Cesário Brossi Neto, 51 anos, é um deles. Aposentado, recebeu uma proposta para voltar a trabalhar na NG Metalúrgica. Aceitou o convite na hora. Brossi, que já tinha trabalhado na empresa, experimentou carreira solo no início de sua aposentadoria, mas decidiu pendurar as chuteiras para ficar mais perto da família. Há sete meses, voltou à NG e assumiu o cargo de controle de qualidade. Com salário de R$ 1.300, dobra sua renda.

Coordenador de Recursos Humanos da NG, Nilson Furoni disse que a metalúrgica possui 10% de aposentados em seu quadro de funcionários (de um total de 1.000). “Não há profissionais especializados no mercado. Temos que buscá-los com lupa”, afirma. Além dos aposentados, a NG procura no Serviço Nacional de Aprendizagem Industrial (Senai) novos talentos para a linha de produção da empresa. É o caso de Gilvan da Silva, 23 anos, recém-formado no Senai. Ex-feirante, Silva decidiu ser metalúrgico de olho nos benefícios que a empresa oferece.
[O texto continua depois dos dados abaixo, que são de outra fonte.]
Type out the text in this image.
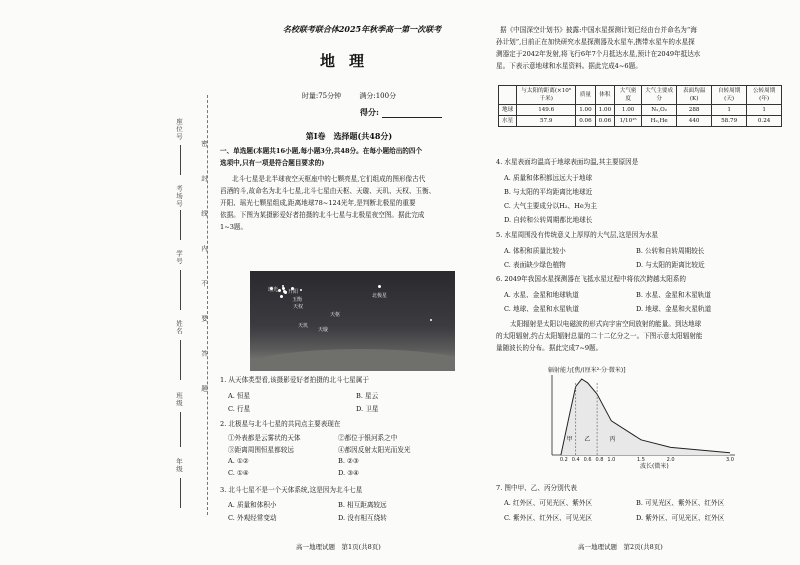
座位号
考场号
学号
姓名
班级
年级
密
封
线
内
不
要
答
题
名校联考联合体2025年秋季高一第一次联考
地理
时量:75分钟	满分:100分
得分:
第Ⅰ卷　选择题(共48分)
一、单选题(本题共16小题,每小题3分,共48分。在每小题给出的四个
选项中,只有一项是符合题目要求的)
北斗七星是北半球夜空天枢座中的七颗亮星,它们组成的图形像古代
舀酒的斗,故命名为北斗七星,北斗七星由天枢、天璇、天玑、天权、玉衡、
开阳、瑶光七颗星组成,距离地球78~124光年,是判断北极星的重要
依据。下图为某摄影爱好者拍摄的北斗七星与北极星夜空图。据此完成
1~3题。
北极星
瑶光 开阳
玉衡
天权
天枢
天玑
天璇
1. 从天体类型看,该摄影爱好者拍摄的北斗七星属于
A. 恒星	B. 星云
C. 行星	D. 卫星
2. 北极星与北斗七星的共同点主要表现在
①外表都是云雾状的天体	②都位于银河系之中
③距离周围恒星都较远	④都因反射太阳光而发光
A. ①②	B. ②③
C. ①④	D. ③④
3. 北斗七星不是一个天体系统,这是因为北斗七星
A. 质量和体积小	B. 相互距离较远
C. 外观经常变动	D. 没有相互绕转
高一地理试题　第1页(共8页)
据《中国深空计划书》披露:中国水星探测计划已经由台并命名为“海
孙计划”,目前正在加快研究水星探测器及水星车,携带水星车的水星探
测器定于2042年发射,将飞行6年7个月抵达水星,预计在2049年抵达水
星。下表示意地球和水星资料。据此完成4~6题。
	与太阳的距离(×10⁶千米)	质量	体积	大气密度	大气主要成分	表面均温(K)	自转周期(天)	公转周期(年)
地球	149.6	1.00	1.00	1.00	N₂,O₂	288	1	1
水星	57.9	0.06	0.06	1/10¹⁵	H₂,He	440	58.79	0.24
4. 水星表面均温高于地球表面均温,其主要原因是
A. 质量和体积都远远大于地球
B. 与太阳的平均距离比地球近
C. 大气主要成分以H₂、He为主
D. 自转和公转周期都比地球长
5. 水星周围没有传统意义上厚厚的大气层,这是因为水星
A. 体积和质量比较小	B. 公转和自转周期较长
C. 表面缺少绿色植物	D. 与太阳的距离比较近
6. 2049年我国水星探测器在飞抵水星过程中将依次跨越太阳系的
A. 水星、金星和地球轨道	B. 水星、金星和木星轨道
C. 地球、金星和水星轨道	D. 地球、金星和火星轨道
太阳辐射是太阳以电磁波的形式向宇宙空间放射的能量。到达地球
的太阳辐射,约占太阳辐射总量的二十二亿分之一。下图示意太阳辐射能
量随波长的分布。据此完成7~9题。
辐射能力[焦/(厘米²·分·微米)]
甲 乙	丙
0.2 0.4 0.6 0.8 1.0	1.5	2.0	3.0
波长(微米)
7. 图中甲、乙、丙分别代表
A. 红外区、可见光区、紫外区	B. 可见光区、紫外区、红外区
C. 紫外区、红外区、可见光区	D. 紫外区、可见光区、红外区
高一地理试题　第2页(共8页)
Na Dedini Indústria de Base, a situação é parecida. Márcia Mendes, 28 anos, ex-operadora de caixa, formou-se no ano passado como soldadora no Senai e logo foi absorvida pela companhia. Márcia foi a primeira mulher contratada pela Dedini para ocupar este cargo. Sérgio Leme, vice-presidente da companhia, dá uma explicação poética para a contratação da jovem. “As mulheres têm maior aptidão para o trabalho manual, parecido com a função do soldador.” Leme pode até ter razão sobre as aptidões femininas, mas ele mesmo admite que este tipo de profissional está em falta no mercado.

A corrida por mão-de-obra especializada em Piracicaba ocorre há pelo menos três anos. O reaquecimento do setor sucroalcooleiro, devido ao boom do etanol, é um dos fatores que impulsionam a economia. Mas não é só isto. O prefeito Barjas Negri (PSDB/SP) lembra que a cidade teve forte investimento com o Proálcool nos anos 70, mas passou por uma crise provocada pelo próprio álcool no fim dos anos 80 e durante os anos 90. Para não fechar as portas, a indústria teve de se adaptar à realidade.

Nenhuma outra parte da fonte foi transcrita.